Mech told me that “it is a very rare insect that is this sort of trifecta pest,” impacting ecological, economic, and human health.

The health risk, at least, is seasonal. By late June the caterpillars have entered their cocoons in preparation of becoming moths, and the caterpillars that hatch from eggs in the late summer or early fall aren’t yet poisonous. Their toxins emerge over months as the caterpillars grow in their winter webs, shedding old skin, and revealing a larger new skin underneath, before becoming toxic shortly after they emerge from their webs in April. Maine has been dealing with this severe outbreak since 2016, with the epicenter centered around the midcoast communities of Bath and Brunswick, Maine, but each spring the caterpillars’ reach grows.

This doesn’t mean they’re unstoppable. They’ve declined before. During the initial outbreak in the 1890s, the browntail-moth caterpillars caused so much havoc that, according to Mech, kids were paid to clip down their tents in winter. In a single year more than 24 million browntail-moth webs were clipped off trees and burned, while federal and local governments introduced dozens of different biocontrol agents, including predator insects from Europe. Whether because of human efforts, the caterpillars’ natural outbreak cycle, or some combination, within 20 years of their appearance the caterpillars were on the decline. By the 1960s they were found only on the tip of Cape Cod in Massachusetts and a couple of islands in Maine’s southern Casco Bay area.

The caterpillars started to regain ground in 1989, with moderate outbreaks occurring periodically before the current dramatic surge. To understand what might have brought the comeback of this scourge, Groden, the University of Maine entomologist, and her colleagues compared the rate of tree damage caused by the browntail-moth caterpillar to environmental factors, including summer temperatures, spring temperatures, and spring rainfall. They found that warming temperatures might be impacting the outbreak in two ways. The first involves a fungus known as Entomophaga aulicae. Because the caterpillar is not native to the United States, it has few natural adversaries, but E.aulicae is one of them. Once it takes hold, it can wipe out entire caterpillar colonies. But the fungus needs cool, wet springs to thrive. And Maine, which is located in the fastest-warming region in the lower 48 states, has experienced warm springs in the past few years.

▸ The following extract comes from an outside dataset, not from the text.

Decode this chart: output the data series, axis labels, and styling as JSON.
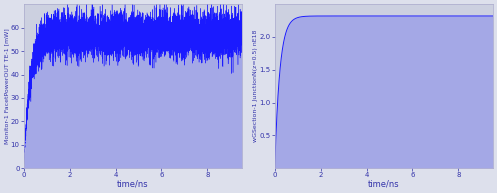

“Last year, we had a warm, dry spring. And this year, we’ve had a warm, dry spring,” Kanoti, the state entomologist, told me.

At the same time, the researchers found that fall temperatures were a greater predictor of the caterpillar’s population, because in warmer years, more of the insects survive. And because of climate change, fall temperatures are rising.

Caterpillar populations “seem to be able to bounce back much, much faster than they would have in the past,” Groden said. “The favorable fall temperatures are having a positive trajectory. And that trajectory gets knocked back when we have a good year for the fungus. But they’re able to bounce back.”

This doesn’t mean that the caterpillar’s future is locked in. Because the caterpillars were contained for so long, figuring out how to deal with them, through, say, targeted pesticides, wasn’t a priority. Now it is. The state is also calling on residents to keep an eye on trees in the winter for nests—so they can be destroyed before the caterpillars emerge, when it is more effective.

But the browntail-moth caterpillar is not the only insect Mainers should be on the lookout for. Because of climate change, southern pine beetles, which are native to the southeastern U.S. and among the most destructive of the pine-bark beetles, have moved northward. Already they have infested trees in New York, Rhode Island, and Connecticut. According to Mech, the climate projections have them on pace to reach Maine any day now.